Size: 88 Pages, Transcript
Format: Originally recorded on 3 sound discs. Reformatted in 2010 as 4 digital wav files. Duration is 4 hrs., 1 min.
Summary: An interview of Judy Kensley McKie conducted 2004 November 22, by Edward S. Cooke, Jr., for the Archives of American Art's Nanette L. Laitman Documentation Project for Craft and Decorative Arts in America, in Cambridge, Massachusetts.

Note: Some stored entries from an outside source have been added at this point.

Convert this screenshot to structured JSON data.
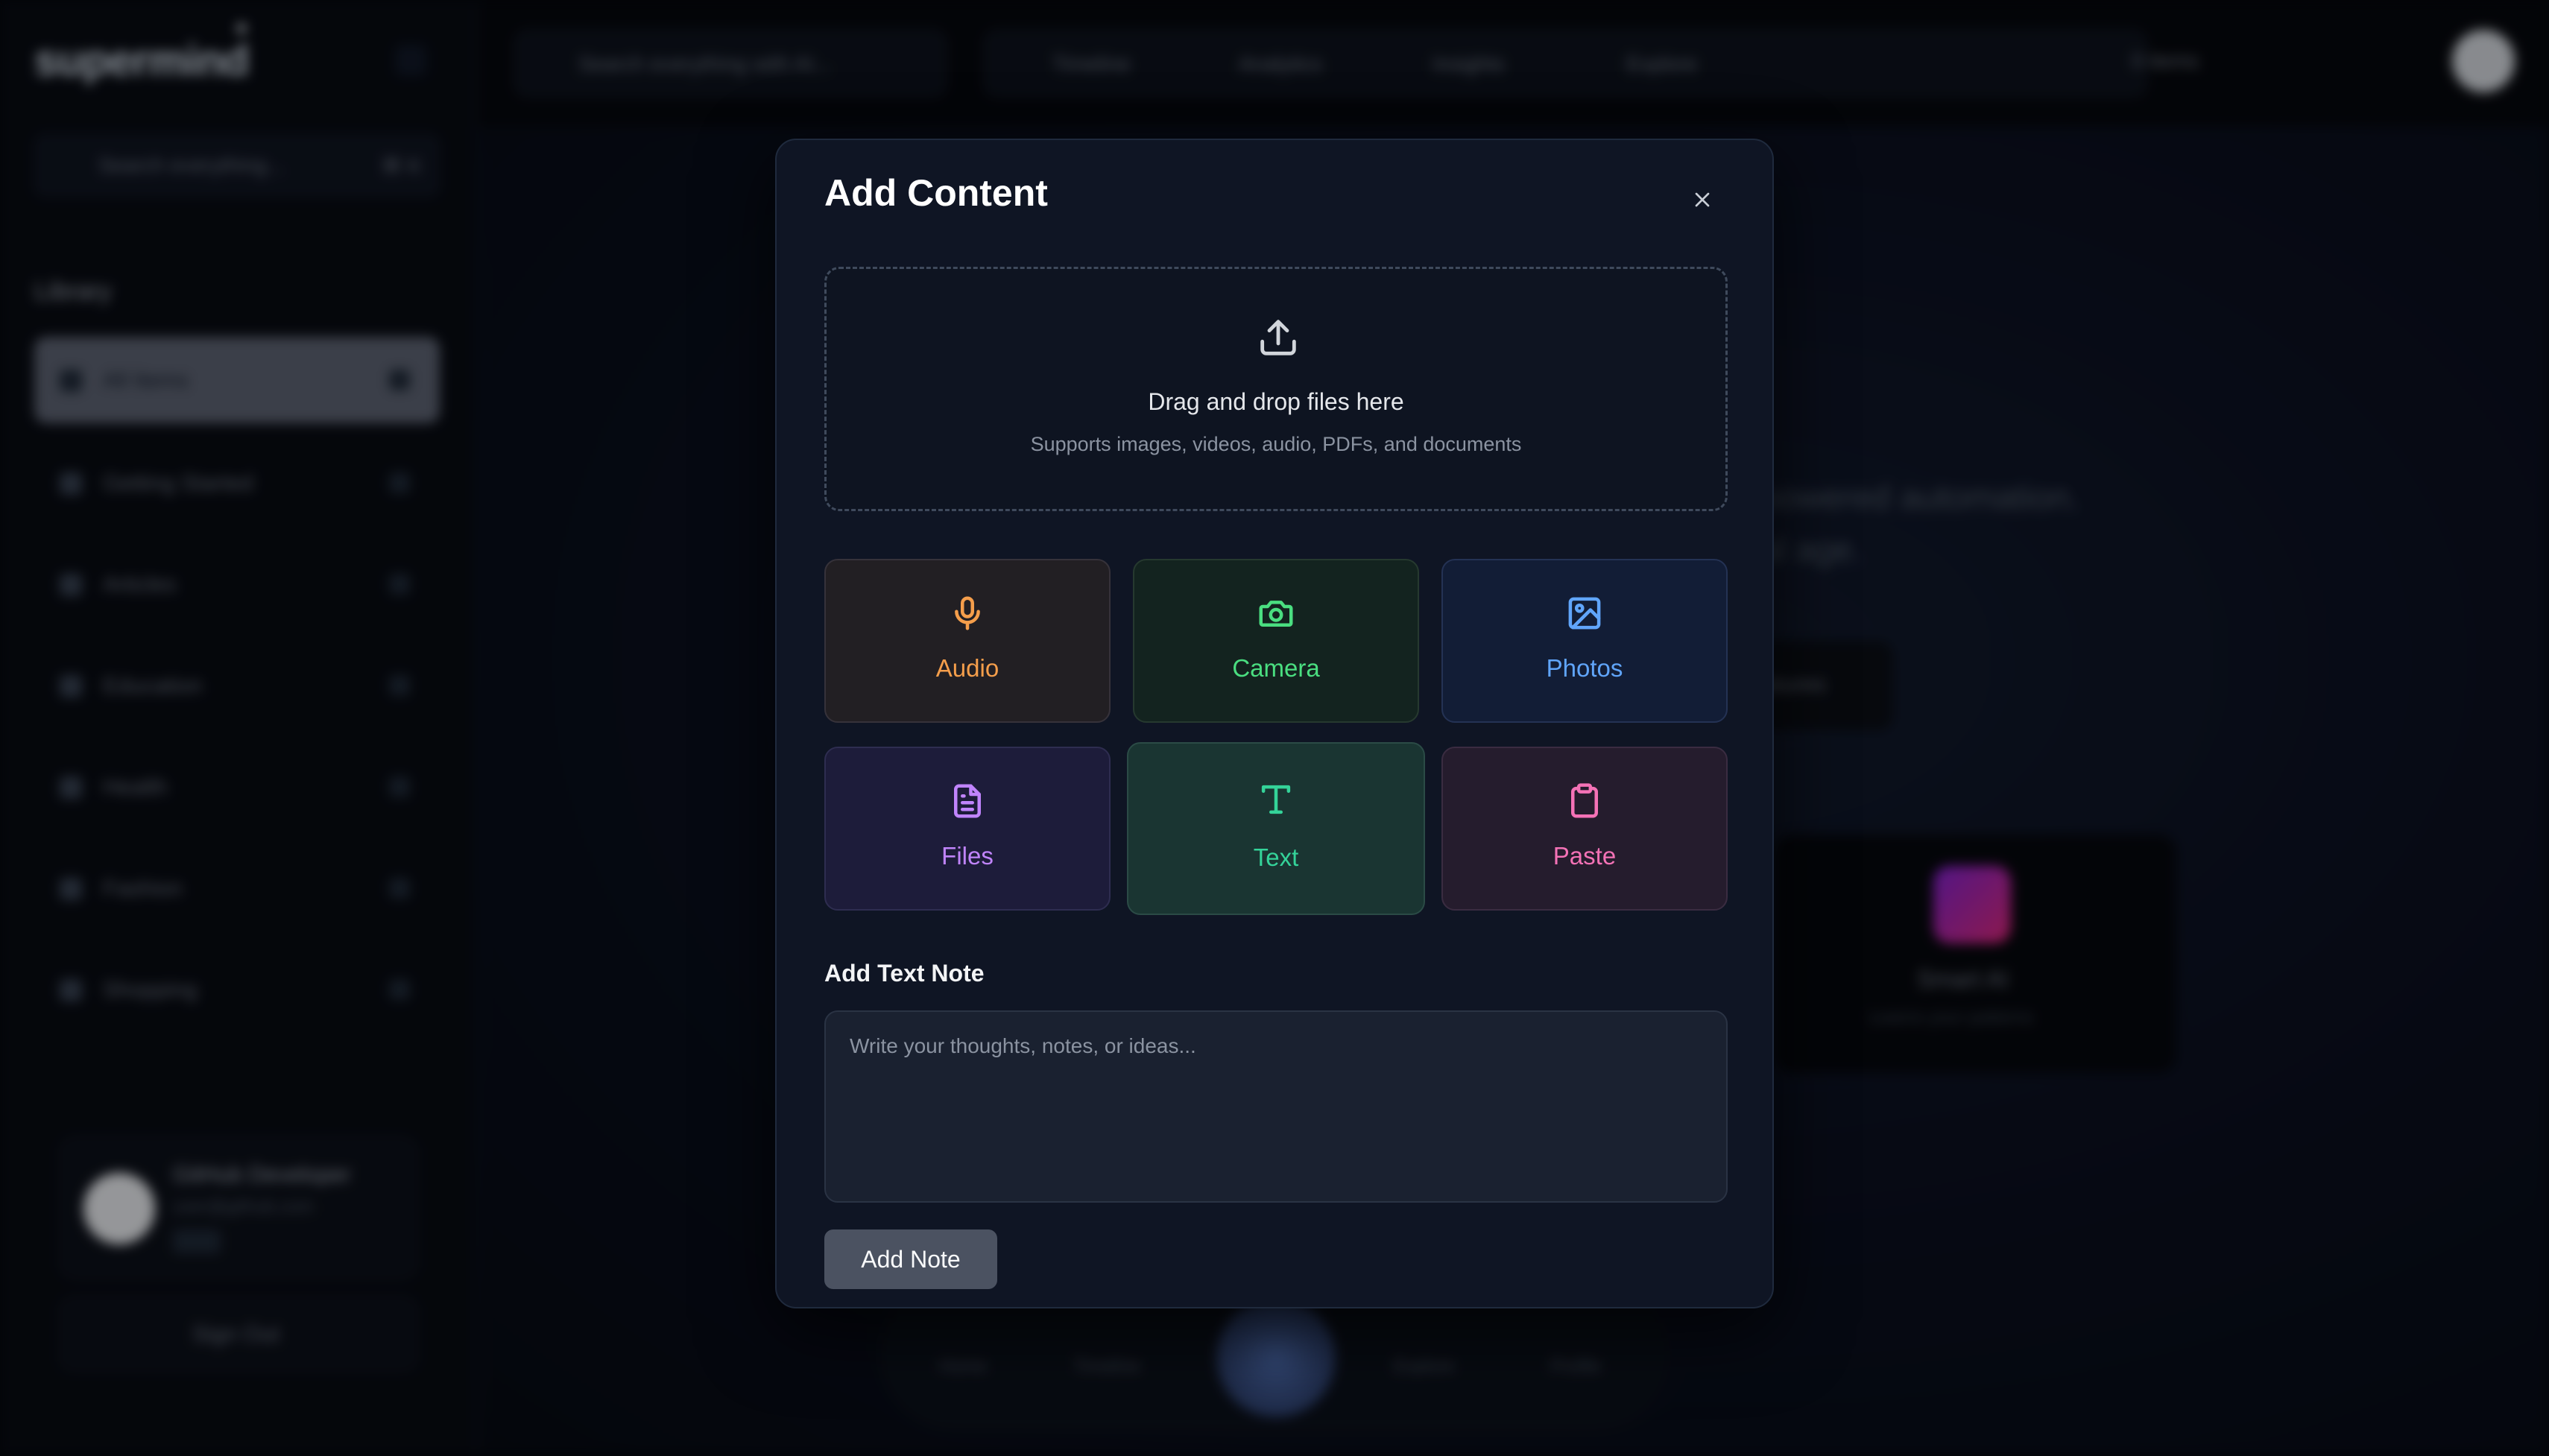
{
  "app": {
    "logo": "supermind",
    "sidebar_search": "Search everything...",
    "sidebar_search_kbd": "⌘ K",
    "library_heading": "Library",
    "items": [
      {
        "label": "All Items"
      },
      {
        "label": "Getting Started"
      },
      {
        "label": "Articles"
      },
      {
        "label": "Education"
      },
      {
        "label": "Health"
      },
      {
        "label": "Fashion"
      },
      {
        "label": "Shopping"
      }
    ],
    "user_name": "GitHub Developer",
    "user_email": "user@github.com",
    "sign_out": "Sign Out",
    "top_search": "Search everything with AI...",
    "top_search_kbd": "⌘ K",
    "nav": [
      "Timeline",
      "Analytics",
      "Insights",
      "Explore"
    ],
    "item_count": "0 items",
    "hero_line1": "powered automation.",
    "hero_line2": "al age.",
    "hero_button": "atures",
    "card_title": "Smart AI",
    "card_sub": "Learns your patterns",
    "bottom_nav": [
      "Home",
      "Timeline",
      "Explore",
      "Profile"
    ]
  },
  "modal": {
    "title": "Add Content",
    "dropzone": {
      "title": "Drag and drop files here",
      "subtitle": "Supports images, videos, audio, PDFs, and documents"
    },
    "tiles": {
      "audio": {
        "label": "Audio",
        "icon": "microphone-icon",
        "color": "#f59e4b"
      },
      "camera": {
        "label": "Camera",
        "icon": "camera-icon",
        "color": "#4ade80"
      },
      "photos": {
        "label": "Photos",
        "icon": "image-icon",
        "color": "#60a5fa"
      },
      "files": {
        "label": "Files",
        "icon": "file-text-icon",
        "color": "#c084fc"
      },
      "text": {
        "label": "Text",
        "icon": "type-icon",
        "color": "#34d399"
      },
      "paste": {
        "label": "Paste",
        "icon": "clipboard-icon",
        "color": "#f472b6"
      }
    },
    "note_label": "Add Text Note",
    "note_placeholder": "Write your thoughts, notes, or ideas...",
    "note_value": "",
    "add_button": "Add Note"
  }
}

McKie speaks of having artist parents; growing up in Lexington, Massachusetts; doing art projects as a child; studying painting at the Rhode Island School of Design; spending her senior year in Rome; teaching art at a private school; making wall hangings and other early projects with her husband Todd; her first furniture pieces; exhibiting her work at Design Research in Boston; joining New Hamburger Cabinetworks; working on commissioned projects; being a self-taught furniture maker; working in a cooperative shop; becoming interested in wood carving; using animal imagery in her work; being influenced by art from other cultures; students who worked in the shop; exhibiting in galleries such as Pritam & Eames; participating in various exhibitions; how her work has changed during her career; experimenting with colors and figure designs; becoming part of the woodworking community; having her work cast in bronze and carved in stone; making small-scale objects out of resin; working on public art projects; how the craft world has changed; preparing for exhibitions; her current studio space; and the future of furniture making. McKie also recalls Ted Dodd, Mary Gregory, James Krenov, Wendell Castle, Garry Knox Bennett, Alphonse Mattia, and others.